Отец пришел домой осунувшийся и почерневший. Долго и с наслаждением умывался. Я лил ему на загривок ковшиком колодезную воду. Он крякал, хлопал себя по груди мокрыми ладонями, фыркал.
— Пап, стреляли там? — не вытерпел я.
— Пришлось… Уф-ф, как хорошо! Льни еще.
— А из пушки стреляли?
— Из пушки? Нет… Ах, хорошо! Плесни разок. Ничего, и без пушки разогнали воевод. — Отец подмигнул. — Ну, дайте поесть! Сутки во рту маковой росинки не было.
— У нас тоже стреляли.
— Знаю.
После ужина отец прочистил наган от кислой пороховой гари и снова зарядил его.
— Отдыхать не будешь? — спросил дед.
— Не время, — ответил отец, уходя. — В райкоме буду.
Глава четырнадцатая
На следующий день через наше село двигался страшный обоз.
Несколько десятков подвод следовало друг за другом под охраной красноармейцев. На подводах сидели и лежали мужики, парни, старухи и ребятишки.
Восставшие! Вот они какие.
С замиранием сердца и жгучим любопытством глядели мы на них. Особенно запомнился молодой парень — черный, как цыган, и кучерявый. Повязка на голове его была в крови. Сам он не то пьяный, не то еще что, но все время орал и страшно ругался.
Проезжая мимо нашего дома, на крыльце которого стоял отец, парень глянул на него задымленным лютой ненавистью взглядом и крикнул:
— Всех комиссаров изведем!
Отцовское лицо испятнил скупой румянец, побелевшие ноздри бешено трепыхнулись, но он сдержался и только выдавил презрительно, разжав на время сурово спаянные губы:
— Вырвали жало — шипеть осталось.
Федька, Степка и я молча, с ужасом глядели на обоз и так же молча пошли на Ключарку, когда обоз проехал.
А на Ключарке мы стали свидетелями, может быть, еще более страшного, чем только что виденный обоз.
К речке примыкал огород Сусековых. У самого берега, за плетнем, дружно росли молодые березки.

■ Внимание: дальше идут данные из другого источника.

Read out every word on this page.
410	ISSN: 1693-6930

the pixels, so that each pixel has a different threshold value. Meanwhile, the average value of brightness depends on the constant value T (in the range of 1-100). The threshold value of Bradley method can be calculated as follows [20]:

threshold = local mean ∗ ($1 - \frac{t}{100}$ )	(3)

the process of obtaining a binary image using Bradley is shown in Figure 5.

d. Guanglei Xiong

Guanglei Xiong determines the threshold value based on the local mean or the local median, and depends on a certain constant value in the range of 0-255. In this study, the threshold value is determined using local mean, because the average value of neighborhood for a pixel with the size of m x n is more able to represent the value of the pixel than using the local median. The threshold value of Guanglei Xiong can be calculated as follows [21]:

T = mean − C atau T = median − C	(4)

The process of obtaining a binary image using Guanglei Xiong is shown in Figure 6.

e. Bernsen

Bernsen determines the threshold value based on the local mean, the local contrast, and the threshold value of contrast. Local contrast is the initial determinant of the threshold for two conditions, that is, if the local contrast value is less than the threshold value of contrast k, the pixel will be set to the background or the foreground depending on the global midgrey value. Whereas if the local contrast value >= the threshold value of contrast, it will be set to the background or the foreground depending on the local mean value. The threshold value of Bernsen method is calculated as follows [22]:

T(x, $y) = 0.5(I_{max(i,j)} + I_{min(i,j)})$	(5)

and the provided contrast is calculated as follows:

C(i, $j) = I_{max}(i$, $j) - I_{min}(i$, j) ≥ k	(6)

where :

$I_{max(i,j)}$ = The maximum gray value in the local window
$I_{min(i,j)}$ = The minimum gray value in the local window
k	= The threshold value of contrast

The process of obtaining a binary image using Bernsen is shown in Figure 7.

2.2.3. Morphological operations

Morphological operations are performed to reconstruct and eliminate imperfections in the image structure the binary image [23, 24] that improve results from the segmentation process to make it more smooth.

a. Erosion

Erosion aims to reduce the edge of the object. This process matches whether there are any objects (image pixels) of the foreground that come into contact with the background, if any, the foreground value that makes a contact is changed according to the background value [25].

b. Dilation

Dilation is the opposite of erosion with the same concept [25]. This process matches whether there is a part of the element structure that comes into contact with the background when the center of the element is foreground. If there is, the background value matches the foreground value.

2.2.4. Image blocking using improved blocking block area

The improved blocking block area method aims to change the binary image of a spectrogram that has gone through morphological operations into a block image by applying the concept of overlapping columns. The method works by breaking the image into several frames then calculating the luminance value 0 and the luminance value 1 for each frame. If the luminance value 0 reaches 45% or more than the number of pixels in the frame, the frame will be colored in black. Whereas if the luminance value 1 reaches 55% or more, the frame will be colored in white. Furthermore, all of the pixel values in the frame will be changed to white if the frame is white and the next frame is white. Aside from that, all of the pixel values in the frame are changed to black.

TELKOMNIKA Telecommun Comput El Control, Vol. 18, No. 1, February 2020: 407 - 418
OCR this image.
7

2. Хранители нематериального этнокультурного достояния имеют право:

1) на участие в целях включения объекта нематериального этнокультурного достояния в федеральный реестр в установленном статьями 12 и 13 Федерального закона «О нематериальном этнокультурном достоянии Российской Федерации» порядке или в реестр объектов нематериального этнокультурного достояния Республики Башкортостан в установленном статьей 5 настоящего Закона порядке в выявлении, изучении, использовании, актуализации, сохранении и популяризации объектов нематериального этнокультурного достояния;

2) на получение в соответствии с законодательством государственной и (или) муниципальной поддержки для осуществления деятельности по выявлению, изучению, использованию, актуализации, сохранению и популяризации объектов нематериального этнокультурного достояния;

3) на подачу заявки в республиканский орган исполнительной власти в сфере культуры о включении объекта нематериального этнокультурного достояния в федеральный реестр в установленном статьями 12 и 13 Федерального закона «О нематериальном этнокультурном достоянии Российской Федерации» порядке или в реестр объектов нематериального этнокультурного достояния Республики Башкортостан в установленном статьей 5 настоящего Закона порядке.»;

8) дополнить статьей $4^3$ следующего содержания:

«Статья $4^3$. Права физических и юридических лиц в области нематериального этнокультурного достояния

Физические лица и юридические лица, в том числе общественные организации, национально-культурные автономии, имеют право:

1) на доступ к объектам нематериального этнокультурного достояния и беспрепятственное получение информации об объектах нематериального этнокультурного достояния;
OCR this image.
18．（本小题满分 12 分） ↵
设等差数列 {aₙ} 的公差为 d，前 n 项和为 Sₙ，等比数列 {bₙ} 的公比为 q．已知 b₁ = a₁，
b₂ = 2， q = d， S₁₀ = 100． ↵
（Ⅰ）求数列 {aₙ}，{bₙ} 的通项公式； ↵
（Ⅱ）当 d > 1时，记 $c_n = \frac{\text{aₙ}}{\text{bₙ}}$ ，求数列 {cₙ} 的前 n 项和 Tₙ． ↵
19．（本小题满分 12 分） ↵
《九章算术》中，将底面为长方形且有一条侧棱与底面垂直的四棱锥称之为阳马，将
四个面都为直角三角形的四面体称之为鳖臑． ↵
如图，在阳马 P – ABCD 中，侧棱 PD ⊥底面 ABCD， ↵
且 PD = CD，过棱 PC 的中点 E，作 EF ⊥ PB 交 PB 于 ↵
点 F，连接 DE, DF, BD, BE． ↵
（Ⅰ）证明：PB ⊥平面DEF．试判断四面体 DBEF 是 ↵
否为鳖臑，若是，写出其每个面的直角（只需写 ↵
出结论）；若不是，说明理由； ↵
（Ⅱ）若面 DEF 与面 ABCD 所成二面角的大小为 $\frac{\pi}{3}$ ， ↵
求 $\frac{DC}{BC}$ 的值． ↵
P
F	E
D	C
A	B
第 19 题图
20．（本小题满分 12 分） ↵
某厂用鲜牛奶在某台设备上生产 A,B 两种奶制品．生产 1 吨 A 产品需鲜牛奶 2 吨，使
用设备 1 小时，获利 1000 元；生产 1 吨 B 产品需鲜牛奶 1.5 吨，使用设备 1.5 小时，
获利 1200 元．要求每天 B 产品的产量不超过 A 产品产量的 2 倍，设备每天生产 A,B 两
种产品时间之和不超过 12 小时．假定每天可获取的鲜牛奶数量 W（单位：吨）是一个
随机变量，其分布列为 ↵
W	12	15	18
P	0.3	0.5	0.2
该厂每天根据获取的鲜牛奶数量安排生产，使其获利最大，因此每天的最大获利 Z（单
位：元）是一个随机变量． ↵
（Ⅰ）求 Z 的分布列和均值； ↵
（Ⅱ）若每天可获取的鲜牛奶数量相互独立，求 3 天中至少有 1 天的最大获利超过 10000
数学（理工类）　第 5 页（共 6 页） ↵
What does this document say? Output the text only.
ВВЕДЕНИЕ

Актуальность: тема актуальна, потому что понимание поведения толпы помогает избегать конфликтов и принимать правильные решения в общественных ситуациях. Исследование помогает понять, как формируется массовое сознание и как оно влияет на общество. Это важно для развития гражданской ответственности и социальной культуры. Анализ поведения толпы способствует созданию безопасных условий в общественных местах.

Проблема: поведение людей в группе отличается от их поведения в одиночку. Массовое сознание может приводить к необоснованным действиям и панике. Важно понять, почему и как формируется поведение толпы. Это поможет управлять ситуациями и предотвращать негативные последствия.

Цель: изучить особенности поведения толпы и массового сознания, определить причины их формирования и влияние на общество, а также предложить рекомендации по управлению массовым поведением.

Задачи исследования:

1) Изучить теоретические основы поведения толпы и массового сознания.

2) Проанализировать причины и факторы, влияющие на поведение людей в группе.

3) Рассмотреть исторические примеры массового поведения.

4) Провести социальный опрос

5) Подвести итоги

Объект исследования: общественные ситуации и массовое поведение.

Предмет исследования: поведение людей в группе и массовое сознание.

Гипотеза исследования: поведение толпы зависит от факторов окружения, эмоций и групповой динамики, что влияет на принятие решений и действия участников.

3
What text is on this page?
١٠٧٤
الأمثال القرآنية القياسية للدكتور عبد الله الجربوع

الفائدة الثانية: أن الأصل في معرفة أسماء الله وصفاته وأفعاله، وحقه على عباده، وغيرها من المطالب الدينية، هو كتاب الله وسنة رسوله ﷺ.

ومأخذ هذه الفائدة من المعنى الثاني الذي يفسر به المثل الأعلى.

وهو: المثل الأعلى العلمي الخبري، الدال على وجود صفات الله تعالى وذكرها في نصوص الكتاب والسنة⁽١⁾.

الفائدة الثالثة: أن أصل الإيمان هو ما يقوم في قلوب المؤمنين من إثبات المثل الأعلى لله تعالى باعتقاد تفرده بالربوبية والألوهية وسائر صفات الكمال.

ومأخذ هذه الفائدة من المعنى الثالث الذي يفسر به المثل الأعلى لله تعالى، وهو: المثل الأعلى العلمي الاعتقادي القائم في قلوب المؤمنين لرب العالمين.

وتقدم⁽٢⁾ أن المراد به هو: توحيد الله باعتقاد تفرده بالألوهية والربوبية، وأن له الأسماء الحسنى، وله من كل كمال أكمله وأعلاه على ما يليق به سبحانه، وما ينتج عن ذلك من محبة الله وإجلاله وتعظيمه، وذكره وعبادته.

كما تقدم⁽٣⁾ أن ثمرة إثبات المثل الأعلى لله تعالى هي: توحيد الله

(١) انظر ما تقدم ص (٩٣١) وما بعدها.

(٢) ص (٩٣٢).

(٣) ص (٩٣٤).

Мы уже разделись купаться, когда одна из березок дрогнула и стала запрокидываться. И тут мы увидели, как за плетнем мечется старик Сусеков и с прикряком, с присядом опускает на тонконогие стволы холодную, сверкающую сталь топора. Березки судорожно вздрагивали, замирали от боли и с немым криком рушились наземь.
— Свихнулся! — испуганно зашептал Федька.
— Круши-и! Все едино! — срываясь на хриплый визг, кричал старик и, пригибаясь, опустив длинные руки ниже колен, перебегал от одного деревца к другому. Обессмысленные злобой глаза, как лезвием, полоснули по нашим лицам. Мы так и присели. Но, пожалуй, он нас и не видел.
На помощь к нему подоспели Сенька и Пронька. Они быстро опустошали березовую семейку. Сенька рубил молча, сплеча, окаменело спаяв челюсти. Пронька ловко подрубал маленьким охотничьим топориком березки помельче и помоложе.
Скоро вместо сада образовалась пустошь, где, будто покойники в белых саванах, лежали березки.
Нас трясло как в лихорадке от увиденного.